At first the Vatican spokesman, Matteo Bruni, said the website was having technical difficulties and undergoing maintenance, the Daily Beast reported. But late on Wednesday he admitted the problem was less mundane than that, saying, “Technical investigations are ongoing due to abnormal attempts to access the site.”
Bruni may have been referring to a “distributed denial-of-service” attack, where hackers overwhelm web servers with traffic, causing them to crash.
On Thursday morning, the website’s homepage loaded, but many secondary pages returned “404 Not Found.” It isn’t clear if that was an issue prior to the hack.
The Vatican hasn’t released any more information on the incident, and the Daily Beast reports that it is not expected to. But Pope Francis and the Catholic administration have in recent days poked against both Russia and China, the latter of which has hacked the Vatican before.
Russian officials hit back at Francis this week after he gave an interview speculating on which ethnic groups in Russia’s military were the “cruelest.” Russian lawmaker Konstantin Kosachev called the statement “an enormous mistake” and “totally unacceptable in today’s world,” according to the Daily Beast.
And last week, the Holy See — the Vatican-based worldwide Catholic administration — refused to acknowledge a new bishop appointed in China. The bishop had apparently been installed without the Holy See’s approval, violating a deal it had struck with China outlining the Catholic Church’s status there.

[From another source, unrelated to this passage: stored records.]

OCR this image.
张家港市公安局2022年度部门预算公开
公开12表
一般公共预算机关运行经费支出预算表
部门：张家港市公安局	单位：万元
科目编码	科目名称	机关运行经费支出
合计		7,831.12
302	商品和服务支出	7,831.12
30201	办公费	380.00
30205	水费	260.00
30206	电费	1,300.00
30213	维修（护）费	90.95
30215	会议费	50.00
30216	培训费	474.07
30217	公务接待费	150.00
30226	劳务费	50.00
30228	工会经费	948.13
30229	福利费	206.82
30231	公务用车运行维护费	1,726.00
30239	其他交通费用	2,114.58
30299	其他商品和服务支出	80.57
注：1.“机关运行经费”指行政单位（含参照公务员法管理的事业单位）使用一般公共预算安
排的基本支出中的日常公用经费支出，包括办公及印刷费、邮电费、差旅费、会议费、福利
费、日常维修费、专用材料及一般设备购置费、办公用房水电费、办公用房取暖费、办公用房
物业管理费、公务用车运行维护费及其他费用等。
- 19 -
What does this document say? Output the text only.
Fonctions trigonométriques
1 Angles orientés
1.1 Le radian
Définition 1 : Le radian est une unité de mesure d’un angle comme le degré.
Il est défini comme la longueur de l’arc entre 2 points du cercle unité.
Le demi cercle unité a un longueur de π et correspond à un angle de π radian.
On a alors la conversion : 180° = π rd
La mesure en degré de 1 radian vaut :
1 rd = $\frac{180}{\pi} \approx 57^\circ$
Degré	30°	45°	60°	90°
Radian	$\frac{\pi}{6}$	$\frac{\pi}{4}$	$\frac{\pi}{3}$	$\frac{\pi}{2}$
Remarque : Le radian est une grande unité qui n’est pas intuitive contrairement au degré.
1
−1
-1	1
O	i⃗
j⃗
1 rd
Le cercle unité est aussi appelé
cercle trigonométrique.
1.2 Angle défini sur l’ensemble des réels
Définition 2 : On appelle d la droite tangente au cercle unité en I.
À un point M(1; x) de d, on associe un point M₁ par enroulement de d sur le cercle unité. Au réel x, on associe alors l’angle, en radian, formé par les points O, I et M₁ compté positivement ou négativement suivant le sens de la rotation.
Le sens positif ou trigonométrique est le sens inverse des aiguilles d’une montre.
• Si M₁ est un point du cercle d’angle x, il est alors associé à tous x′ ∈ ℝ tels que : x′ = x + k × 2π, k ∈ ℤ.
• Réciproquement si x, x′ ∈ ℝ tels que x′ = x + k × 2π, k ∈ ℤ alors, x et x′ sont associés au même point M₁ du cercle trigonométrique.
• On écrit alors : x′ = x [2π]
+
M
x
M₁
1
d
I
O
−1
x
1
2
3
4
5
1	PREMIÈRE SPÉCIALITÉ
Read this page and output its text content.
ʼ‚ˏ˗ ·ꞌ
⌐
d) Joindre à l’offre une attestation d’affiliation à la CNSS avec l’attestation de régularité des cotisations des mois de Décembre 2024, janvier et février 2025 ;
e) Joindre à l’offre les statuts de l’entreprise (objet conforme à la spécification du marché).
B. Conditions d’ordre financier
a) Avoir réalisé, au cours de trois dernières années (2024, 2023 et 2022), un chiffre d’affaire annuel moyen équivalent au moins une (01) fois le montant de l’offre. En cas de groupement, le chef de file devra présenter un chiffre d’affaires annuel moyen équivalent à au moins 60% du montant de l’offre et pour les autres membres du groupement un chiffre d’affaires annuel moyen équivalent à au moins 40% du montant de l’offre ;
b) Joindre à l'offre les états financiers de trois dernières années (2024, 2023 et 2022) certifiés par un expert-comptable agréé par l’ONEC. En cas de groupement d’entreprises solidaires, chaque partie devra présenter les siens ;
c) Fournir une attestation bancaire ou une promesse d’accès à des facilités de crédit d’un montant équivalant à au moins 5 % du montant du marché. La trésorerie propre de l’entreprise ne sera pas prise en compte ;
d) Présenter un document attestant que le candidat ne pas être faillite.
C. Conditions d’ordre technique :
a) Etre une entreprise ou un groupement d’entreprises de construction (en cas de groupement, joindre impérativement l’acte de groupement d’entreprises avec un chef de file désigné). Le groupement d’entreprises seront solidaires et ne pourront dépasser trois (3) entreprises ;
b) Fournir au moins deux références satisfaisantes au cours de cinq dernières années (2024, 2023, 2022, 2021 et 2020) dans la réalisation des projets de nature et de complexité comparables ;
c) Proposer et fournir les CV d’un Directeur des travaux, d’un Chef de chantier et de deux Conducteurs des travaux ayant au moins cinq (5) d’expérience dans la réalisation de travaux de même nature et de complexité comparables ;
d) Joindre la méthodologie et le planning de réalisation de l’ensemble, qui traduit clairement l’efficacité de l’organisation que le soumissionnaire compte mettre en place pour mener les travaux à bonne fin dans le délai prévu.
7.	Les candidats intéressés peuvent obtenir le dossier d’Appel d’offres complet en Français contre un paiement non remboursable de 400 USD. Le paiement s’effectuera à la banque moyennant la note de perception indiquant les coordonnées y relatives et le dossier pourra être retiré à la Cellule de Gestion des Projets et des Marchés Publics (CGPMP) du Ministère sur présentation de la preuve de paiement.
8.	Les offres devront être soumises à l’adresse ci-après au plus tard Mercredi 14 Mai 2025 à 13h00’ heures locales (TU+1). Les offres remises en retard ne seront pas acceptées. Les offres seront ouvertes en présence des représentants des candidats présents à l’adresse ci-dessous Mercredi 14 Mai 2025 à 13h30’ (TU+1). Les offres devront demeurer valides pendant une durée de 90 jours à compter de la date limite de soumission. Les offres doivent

Just before that deal was renegotiated in 2020, researchers caught Chinese hackers breaching the Vatican and an affiliated group key to the talks, the New York Times reported.
Another recent attack on the Vatican came in 2015, when Turkish hackers opposed Francis referring to Turkey’s Armenian genocide. And in 2012, the activist hacker group Anonymous took the website down in a distributed denial-of-service attack, citing multiple grievances against the Church.